Gilead aims to start trials in 2009 of a new four-drugs-in-one-pill product, combining all its anti-HIV drugs, the company told Bloomberg news service yesterday.

The `Quad` pill will combine tenofovir and emtricitabine (already marketed as a two-drug pill called Truvada) with a new antireretroviral drug now in phase III studies, called elvitegravir.
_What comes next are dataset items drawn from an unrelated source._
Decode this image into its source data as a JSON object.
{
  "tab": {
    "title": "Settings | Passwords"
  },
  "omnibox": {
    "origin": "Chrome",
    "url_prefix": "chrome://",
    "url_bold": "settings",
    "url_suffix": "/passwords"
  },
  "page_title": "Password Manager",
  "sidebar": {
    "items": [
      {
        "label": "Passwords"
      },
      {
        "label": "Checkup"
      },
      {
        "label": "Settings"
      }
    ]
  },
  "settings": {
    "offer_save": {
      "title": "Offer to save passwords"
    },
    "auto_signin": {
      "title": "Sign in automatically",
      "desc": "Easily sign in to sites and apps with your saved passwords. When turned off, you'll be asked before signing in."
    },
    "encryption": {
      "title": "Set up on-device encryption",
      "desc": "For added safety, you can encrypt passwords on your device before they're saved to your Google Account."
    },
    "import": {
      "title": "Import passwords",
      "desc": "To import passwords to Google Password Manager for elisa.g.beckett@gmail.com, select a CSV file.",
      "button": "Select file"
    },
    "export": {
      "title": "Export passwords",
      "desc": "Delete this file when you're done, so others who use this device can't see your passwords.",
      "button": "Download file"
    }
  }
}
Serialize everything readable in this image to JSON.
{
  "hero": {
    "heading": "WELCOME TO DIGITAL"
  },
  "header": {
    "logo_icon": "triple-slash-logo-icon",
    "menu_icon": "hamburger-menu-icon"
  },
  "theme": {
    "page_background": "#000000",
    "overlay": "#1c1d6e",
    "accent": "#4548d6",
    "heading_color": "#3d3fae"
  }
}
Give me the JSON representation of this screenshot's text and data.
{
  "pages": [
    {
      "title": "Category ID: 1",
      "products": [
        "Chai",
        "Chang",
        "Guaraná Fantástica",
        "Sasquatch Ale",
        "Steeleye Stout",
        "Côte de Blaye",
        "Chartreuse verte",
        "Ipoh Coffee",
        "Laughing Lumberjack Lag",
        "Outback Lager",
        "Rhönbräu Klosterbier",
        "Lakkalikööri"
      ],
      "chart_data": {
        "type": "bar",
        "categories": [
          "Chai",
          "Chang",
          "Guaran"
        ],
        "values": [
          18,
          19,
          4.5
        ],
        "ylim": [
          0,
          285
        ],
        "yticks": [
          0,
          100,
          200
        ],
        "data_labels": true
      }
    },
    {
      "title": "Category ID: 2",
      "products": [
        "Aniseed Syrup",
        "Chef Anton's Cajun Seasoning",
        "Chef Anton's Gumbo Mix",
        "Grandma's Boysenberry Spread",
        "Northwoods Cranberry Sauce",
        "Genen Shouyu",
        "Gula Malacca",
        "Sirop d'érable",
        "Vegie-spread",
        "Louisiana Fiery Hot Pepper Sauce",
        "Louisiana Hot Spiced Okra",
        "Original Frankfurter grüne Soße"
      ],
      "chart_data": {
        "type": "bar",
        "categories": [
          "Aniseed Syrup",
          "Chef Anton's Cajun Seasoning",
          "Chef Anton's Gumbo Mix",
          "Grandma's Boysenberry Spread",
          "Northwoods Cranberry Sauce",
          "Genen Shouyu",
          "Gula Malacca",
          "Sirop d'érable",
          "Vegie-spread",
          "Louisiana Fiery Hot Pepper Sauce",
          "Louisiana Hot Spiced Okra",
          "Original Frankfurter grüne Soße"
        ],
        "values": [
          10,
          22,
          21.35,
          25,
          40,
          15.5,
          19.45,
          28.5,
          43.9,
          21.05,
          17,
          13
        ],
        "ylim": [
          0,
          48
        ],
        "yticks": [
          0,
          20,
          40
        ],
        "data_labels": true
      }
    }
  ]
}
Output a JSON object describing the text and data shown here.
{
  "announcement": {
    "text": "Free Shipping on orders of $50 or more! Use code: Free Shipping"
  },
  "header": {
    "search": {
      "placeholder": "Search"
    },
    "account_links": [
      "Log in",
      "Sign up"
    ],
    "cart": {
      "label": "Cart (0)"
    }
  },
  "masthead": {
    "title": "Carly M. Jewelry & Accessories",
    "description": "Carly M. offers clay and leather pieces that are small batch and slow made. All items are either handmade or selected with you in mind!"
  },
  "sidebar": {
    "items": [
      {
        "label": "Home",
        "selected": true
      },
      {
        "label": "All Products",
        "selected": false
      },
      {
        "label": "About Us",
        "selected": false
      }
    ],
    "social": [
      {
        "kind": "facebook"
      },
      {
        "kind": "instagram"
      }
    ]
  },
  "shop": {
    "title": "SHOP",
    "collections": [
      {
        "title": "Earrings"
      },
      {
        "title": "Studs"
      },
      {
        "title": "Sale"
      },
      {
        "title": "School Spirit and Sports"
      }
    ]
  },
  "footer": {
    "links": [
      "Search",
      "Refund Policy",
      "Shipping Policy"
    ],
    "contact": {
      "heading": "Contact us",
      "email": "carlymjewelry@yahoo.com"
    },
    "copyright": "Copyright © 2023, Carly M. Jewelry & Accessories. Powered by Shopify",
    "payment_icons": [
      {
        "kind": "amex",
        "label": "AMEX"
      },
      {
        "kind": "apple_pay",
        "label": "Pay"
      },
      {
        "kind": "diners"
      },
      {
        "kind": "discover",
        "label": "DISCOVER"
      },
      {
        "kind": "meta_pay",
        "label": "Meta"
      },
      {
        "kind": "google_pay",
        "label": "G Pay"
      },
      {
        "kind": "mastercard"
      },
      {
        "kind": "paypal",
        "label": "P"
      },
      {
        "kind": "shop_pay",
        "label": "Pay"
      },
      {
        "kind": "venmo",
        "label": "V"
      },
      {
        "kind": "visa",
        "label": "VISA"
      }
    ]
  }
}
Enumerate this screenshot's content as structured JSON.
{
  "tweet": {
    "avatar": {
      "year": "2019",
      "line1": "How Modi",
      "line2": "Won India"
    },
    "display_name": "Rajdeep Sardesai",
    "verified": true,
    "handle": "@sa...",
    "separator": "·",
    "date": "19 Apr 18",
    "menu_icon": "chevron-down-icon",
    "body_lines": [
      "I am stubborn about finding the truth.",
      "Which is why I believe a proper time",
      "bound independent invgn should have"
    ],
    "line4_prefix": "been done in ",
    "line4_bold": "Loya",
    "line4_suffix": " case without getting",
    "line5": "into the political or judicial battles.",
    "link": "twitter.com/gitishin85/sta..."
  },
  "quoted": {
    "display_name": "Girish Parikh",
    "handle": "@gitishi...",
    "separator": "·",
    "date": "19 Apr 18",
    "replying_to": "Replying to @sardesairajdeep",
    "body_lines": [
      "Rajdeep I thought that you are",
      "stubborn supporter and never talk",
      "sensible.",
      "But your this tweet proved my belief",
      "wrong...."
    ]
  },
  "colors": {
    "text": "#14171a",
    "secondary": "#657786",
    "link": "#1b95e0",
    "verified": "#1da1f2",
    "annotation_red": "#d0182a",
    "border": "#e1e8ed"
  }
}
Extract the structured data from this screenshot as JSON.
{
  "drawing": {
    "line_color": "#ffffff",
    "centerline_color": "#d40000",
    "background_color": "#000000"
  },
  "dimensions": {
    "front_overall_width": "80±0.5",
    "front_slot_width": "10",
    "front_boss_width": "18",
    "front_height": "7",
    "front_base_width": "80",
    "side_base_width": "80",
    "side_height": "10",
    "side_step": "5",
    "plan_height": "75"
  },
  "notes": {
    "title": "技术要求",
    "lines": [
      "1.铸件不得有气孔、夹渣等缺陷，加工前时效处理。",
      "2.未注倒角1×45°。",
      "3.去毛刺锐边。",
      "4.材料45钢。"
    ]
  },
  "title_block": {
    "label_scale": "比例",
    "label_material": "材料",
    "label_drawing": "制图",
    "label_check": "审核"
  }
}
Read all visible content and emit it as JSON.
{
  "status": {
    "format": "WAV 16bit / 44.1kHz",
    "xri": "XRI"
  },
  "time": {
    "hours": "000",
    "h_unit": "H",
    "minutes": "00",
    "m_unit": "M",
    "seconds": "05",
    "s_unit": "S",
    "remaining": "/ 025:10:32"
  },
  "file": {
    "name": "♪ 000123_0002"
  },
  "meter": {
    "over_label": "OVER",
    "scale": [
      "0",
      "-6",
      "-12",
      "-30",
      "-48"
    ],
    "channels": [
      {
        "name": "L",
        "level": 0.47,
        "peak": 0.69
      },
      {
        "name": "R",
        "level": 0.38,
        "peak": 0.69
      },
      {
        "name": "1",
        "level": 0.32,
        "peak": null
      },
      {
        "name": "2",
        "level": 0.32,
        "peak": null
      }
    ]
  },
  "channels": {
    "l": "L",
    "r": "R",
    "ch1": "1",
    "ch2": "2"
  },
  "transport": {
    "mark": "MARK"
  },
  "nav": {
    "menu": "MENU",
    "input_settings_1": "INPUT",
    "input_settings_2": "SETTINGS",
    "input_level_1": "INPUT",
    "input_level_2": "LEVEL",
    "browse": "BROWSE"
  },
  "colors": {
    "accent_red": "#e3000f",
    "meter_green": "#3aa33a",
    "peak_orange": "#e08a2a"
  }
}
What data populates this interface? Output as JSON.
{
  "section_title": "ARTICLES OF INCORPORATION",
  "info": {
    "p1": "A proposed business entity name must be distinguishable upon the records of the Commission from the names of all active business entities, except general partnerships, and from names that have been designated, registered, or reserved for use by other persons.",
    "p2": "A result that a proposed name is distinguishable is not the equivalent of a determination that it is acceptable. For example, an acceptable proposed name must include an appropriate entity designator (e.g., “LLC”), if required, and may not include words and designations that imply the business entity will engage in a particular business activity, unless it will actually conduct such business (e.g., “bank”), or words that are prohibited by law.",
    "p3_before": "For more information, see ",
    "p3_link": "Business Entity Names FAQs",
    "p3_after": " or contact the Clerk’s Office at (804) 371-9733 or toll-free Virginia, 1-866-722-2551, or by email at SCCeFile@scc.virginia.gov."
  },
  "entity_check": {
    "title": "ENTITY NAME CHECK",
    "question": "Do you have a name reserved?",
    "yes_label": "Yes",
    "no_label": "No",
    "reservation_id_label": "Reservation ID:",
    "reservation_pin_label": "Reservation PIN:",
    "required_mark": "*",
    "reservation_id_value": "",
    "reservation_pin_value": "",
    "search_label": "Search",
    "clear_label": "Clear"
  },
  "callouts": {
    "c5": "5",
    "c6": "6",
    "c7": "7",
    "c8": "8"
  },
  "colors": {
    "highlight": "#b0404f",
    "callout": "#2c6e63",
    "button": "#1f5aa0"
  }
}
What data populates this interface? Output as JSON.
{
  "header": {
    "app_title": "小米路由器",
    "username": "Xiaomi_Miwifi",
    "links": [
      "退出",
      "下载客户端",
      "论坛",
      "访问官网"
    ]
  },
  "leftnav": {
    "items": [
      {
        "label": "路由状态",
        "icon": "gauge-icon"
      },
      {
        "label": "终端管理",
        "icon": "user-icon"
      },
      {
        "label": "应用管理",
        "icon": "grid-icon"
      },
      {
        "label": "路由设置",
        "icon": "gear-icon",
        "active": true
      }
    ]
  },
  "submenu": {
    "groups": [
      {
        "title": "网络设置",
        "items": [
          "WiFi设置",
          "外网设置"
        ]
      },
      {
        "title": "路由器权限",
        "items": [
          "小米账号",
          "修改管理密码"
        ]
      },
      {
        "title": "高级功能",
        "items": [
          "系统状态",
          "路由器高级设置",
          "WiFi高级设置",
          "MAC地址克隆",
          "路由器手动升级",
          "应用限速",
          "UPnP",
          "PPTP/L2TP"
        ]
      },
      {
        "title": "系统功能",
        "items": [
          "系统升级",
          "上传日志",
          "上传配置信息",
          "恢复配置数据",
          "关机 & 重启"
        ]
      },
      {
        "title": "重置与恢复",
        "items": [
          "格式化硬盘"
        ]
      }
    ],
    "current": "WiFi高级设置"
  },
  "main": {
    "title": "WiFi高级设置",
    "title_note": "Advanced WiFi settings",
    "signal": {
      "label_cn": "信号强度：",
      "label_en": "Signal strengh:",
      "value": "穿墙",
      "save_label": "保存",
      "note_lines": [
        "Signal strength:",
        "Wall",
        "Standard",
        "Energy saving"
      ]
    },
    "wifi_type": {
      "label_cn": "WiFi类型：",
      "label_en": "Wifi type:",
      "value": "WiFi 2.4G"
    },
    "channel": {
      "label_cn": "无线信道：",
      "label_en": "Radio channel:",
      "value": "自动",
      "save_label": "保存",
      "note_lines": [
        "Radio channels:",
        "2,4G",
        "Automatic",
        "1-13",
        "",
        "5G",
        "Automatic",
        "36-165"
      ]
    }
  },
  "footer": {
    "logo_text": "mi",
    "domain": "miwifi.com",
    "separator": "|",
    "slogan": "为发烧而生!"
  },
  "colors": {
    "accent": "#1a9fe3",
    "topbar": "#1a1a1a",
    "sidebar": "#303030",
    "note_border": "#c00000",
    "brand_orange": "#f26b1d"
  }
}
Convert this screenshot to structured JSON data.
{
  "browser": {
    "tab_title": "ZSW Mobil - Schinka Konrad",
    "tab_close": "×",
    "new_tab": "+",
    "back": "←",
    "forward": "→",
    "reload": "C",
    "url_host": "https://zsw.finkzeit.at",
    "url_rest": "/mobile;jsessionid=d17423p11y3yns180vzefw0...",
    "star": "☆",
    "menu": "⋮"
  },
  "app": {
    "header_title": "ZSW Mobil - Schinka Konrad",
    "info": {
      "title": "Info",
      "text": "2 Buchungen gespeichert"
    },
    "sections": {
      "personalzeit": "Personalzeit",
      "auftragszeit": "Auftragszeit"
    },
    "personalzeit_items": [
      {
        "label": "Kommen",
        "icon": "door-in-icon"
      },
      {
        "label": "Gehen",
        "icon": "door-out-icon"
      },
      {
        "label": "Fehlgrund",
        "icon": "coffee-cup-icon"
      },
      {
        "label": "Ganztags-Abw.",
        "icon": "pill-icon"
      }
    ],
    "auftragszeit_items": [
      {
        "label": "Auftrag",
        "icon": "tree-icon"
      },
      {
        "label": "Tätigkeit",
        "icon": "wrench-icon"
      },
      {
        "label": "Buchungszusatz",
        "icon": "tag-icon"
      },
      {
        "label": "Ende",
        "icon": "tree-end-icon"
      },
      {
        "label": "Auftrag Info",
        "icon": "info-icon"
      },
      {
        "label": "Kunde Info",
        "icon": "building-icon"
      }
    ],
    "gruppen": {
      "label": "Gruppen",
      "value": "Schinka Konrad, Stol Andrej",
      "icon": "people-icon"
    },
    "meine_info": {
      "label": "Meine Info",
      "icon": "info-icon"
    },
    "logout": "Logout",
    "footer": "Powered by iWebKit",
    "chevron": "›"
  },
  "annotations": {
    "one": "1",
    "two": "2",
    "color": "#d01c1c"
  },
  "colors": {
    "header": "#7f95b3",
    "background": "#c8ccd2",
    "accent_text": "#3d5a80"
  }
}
This drug belongs to a new class of antiretroviral drugs called integrase inhibitors, and will be combined with another new drug, called GS9350, which boosts levels of elvitegravir.

Gilead hopes that if pre-licensing studies are successful, elvitegravir could receive a license for use in treatment-experienced patients in 2010.

However Gilead has its eye on the market for patients new to treatment, currently dominated by another of its combination pills Atripla (co-marketed with Bristol-Myers Squibb) which contains tenofovir, emtricitabine and efavirenz (Sustiva).

Efavirenz may be less suitable for African-American patients, said Gilead president John Milligan, because it is metabolised more slowly by people of African descent, leading to a higher risk of central nervous system side-effects.

Although elvitegravirs long-term side-effect profile is unknown, another integrase inhibitor called raltegravir has shown that it is well-tolerated in comparison to efavirenz, and just as effective at suppressing viral load. Raltegravir (Isentress), manufactured by Merck, is likely to receive US approval for first-line use during 2009.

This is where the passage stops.